L’insécurité, ou plus justement le sentiment d’insécurité, c’est de l’ordre du fantasme, de la déraison, ce qui n’exclut pas une certaine logique. En règle générale, tout ce qui attire l’attention est déstabilisant, menaçant, provoque l’inquiétude, un sentiment d’insécurité, du moins dans un premier temps. Et ce qui, presque par définition, attire l’attention, c’est l’inconnu, c’est la différence, c’est le mouvement, le changement, la nouveauté, l’inhabituel, l’inattendu. Que surgisse la différence, aussitôt l’attention est attirée et se concentre dessus, se détournant de "soi". La différence devient alors centre de l’attention, nouveau Centre, tandis que le "soi" se trouve décentré et perd donc sa position de Centre, son pouvoir. Comme dit Delacroix dans Les grandes formes de la vie mentale : "L’attention est arrêt et adjonction. Elle est d’abord un réflexe d’investigation, le réflexe du "qu’est-ce que c’est ?" et suivant l’expression de Pawlow, une mise en garde, une alerte." Dans ce détournement d’attention, il y a glissement, passation, risque d’une passation de pouvoir, d’un renversement, d’un coup d’état. On se met donc en garde, on se crispe, car on se sent menacé, menacé de perdre son pouvoir, sa position de Centre, centre du monde.

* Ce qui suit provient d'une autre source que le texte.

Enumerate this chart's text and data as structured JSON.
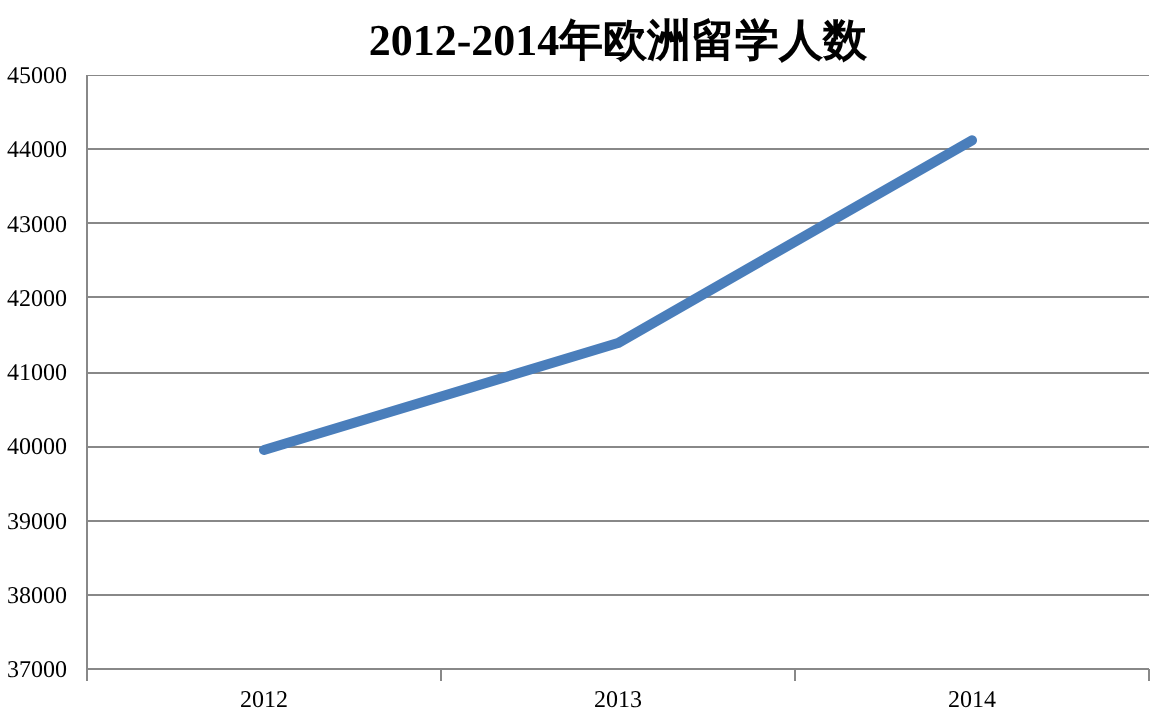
{
  "chart_data": {
    "type": "line",
    "title": "2012-2014年欧洲留学人数",
    "categories": [
      "2012",
      "2013",
      "2014"
    ],
    "series": [
      {
        "color": "#4a7ebb",
        "values": [
          39950,
          41390,
          44120
        ]
      }
    ],
    "ylim": [
      37000,
      45000
    ],
    "yticks": [
      37000,
      38000,
      39000,
      40000,
      41000,
      42000,
      43000,
      44000,
      45000
    ],
    "grid": "y",
    "marker": "none",
    "line_style": "solid"
  }
}
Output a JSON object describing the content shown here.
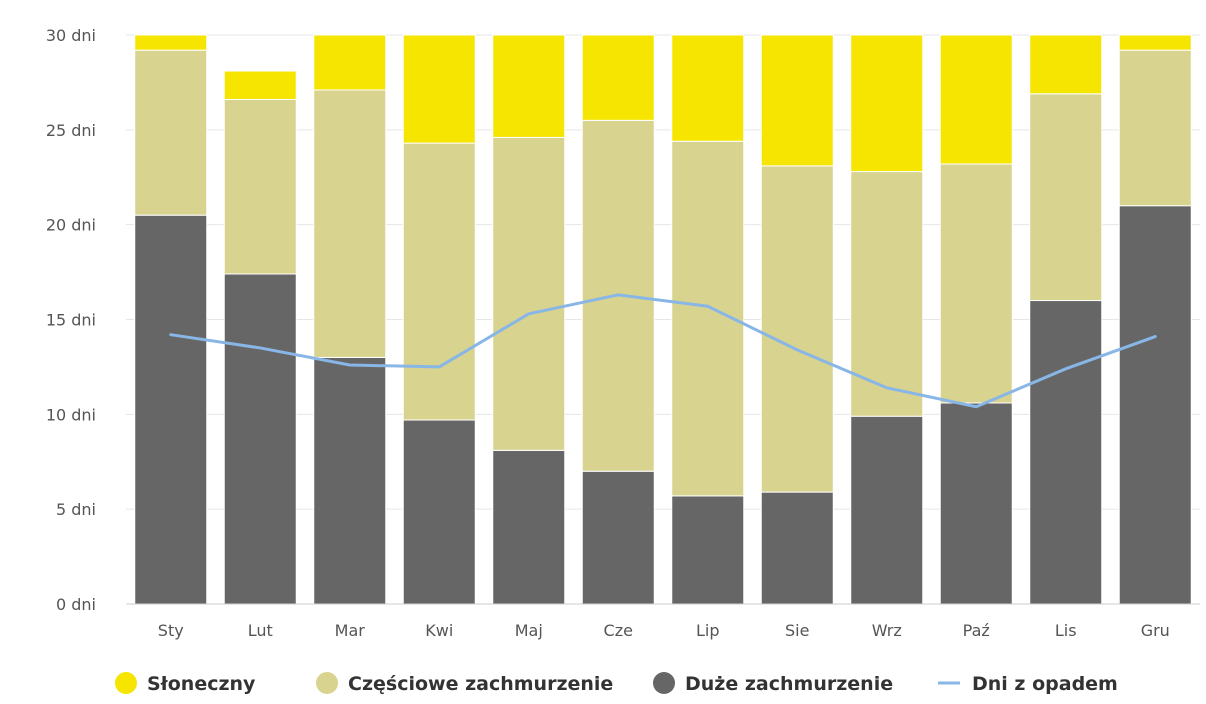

Tout être vivant est confronté à ça, tout être vivant fait à chaque instant du jour et de sa vie cette redoutable expérience, mais combien enrichissante. Et dans toute société, établie forcément comme Centre, autrement dit "supérieur", détenteur du "commencement" et donc d’origine et de pureté, tout élément allogène est perçu comme hostile, menaçant, impur, c’est à dire porteur de sexe et susceptible de (re-)créer le rythme, la couleur, le mélange, appelé aussi péché originel. En un mot, tout corps apparemment extérieur au groupe constitué est perçu comme potentiellement violent parce que subversif et, bien sûr, "inférieur" et impur. Aussi rien de plus logique que l’étranger, ou celui qui est vu comme différent, soit une figure emblématique de l’insécurité et du risque, et dans toutes les sociétés. En conclusion, l’insécurité fonde le vivant, la limite, le différent, le jeu, la langue, l’art, l’acte de création et la liberté. L’insécurité fait exister l’Autre et s’en porte garant. L’insécurité c’est la vie, c’est l’impure et intolérable relation entre le trou et la queue, entre le vide et le plein, entre l’Identité et la Différence.